Introduction
The interviewer says: "Design a distributed job scheduler."
You think, "A cron job on a server." Then they follow up: "How do you handle 10 million scheduled tasks? What happens when the scheduler crashes? How do you prevent the same job from running twice?"
And now you realize this isn't about cron syntax. It's about coordination, fault tolerance, and scale. A job scheduler combines leader election, message queues, and careful database design into one of the most challenging system design problems.
Here's how to design a job scheduler that's reliable at scale.
Functional Requirements
1. Schedule jobs (one-time and recurring)
- Users submit jobs to run once at a specific time ("Run at 5 PM tomorrow")
- Users submit recurring jobs using cron expressions ("Run every Monday at 9 AM")
- The system computes and stores
next_run_timefor efficient querying - For more on cron scheduling patterns, see Cron Architecture
2. Job execution and isolation
- The scheduler triggers execution but does not run job logic directly
- Workers execute jobs in isolation (containers, Lambda functions, HTTP callbacks)

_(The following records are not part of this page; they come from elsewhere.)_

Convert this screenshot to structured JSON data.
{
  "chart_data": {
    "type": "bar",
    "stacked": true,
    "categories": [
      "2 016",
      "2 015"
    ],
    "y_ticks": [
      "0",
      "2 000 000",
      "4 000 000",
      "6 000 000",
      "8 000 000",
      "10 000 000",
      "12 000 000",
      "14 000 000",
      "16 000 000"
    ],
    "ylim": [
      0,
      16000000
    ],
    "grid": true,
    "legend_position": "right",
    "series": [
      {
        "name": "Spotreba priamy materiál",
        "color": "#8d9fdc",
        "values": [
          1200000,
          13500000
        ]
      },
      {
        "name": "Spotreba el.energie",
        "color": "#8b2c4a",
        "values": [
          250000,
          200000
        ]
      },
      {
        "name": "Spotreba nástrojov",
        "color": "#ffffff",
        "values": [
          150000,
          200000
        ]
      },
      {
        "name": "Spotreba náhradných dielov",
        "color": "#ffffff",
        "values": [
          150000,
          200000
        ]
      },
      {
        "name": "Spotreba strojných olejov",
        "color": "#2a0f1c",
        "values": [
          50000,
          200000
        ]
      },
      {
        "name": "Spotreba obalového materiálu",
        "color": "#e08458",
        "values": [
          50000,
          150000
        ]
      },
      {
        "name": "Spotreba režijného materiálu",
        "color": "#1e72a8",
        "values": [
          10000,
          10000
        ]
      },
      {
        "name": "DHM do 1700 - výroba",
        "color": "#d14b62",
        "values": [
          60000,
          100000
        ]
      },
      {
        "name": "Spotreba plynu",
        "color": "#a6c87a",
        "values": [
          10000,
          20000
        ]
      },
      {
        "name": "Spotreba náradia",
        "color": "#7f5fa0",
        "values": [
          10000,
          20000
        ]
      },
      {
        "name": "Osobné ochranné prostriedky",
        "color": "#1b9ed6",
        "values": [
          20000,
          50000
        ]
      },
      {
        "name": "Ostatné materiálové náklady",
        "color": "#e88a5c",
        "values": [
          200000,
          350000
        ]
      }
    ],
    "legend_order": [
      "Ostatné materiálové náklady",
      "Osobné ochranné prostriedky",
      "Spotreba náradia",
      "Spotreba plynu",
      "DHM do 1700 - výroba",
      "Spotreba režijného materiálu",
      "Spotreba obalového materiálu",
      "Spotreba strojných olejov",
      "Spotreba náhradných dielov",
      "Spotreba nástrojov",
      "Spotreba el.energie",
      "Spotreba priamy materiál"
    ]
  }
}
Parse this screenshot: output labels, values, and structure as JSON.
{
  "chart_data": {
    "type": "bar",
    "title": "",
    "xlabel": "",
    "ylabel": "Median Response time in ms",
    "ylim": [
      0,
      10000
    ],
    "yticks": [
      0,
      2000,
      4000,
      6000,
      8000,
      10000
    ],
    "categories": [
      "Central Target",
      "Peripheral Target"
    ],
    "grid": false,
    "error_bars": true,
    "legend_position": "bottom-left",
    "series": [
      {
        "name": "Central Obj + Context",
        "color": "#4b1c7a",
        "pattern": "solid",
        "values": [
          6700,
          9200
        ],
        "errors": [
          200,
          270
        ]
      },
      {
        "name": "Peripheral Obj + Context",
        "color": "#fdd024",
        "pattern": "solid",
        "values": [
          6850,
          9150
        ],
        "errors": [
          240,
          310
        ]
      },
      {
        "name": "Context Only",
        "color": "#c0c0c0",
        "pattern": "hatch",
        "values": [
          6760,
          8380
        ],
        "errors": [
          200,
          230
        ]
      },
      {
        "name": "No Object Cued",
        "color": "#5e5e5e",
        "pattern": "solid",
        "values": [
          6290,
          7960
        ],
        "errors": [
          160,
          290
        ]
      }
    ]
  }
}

- A crashing job must not affect the scheduler or other jobs
- Workers report success or failure back to the system
3. Status tracking
- Users can query the current status of any job: Scheduled, Queued, Running, Completed, Failed
- Execution history is stored for debugging and auditing
- Failed jobs include error details and retry count
That's the core. A job scheduler answers: "What needs to run?", "When does it run?", and "Did it actually run?"
Non-Functional Requirements
At-least-once delivery
- Jobs must never be silently dropped. Missing a scheduled job is worse than running it twice
- If a worker crashes mid-execution, the job must be retried
- Users are responsible for making their job logic idempotent
- Exactly-once delivery is impractical in distributed systems. At-least-once with idempotent consumers is the standard pattern. See Message Queues for details
High throughput and precision
- Support millions of scheduled jobs
- Execute jobs within seconds of their scheduled time (not minutes)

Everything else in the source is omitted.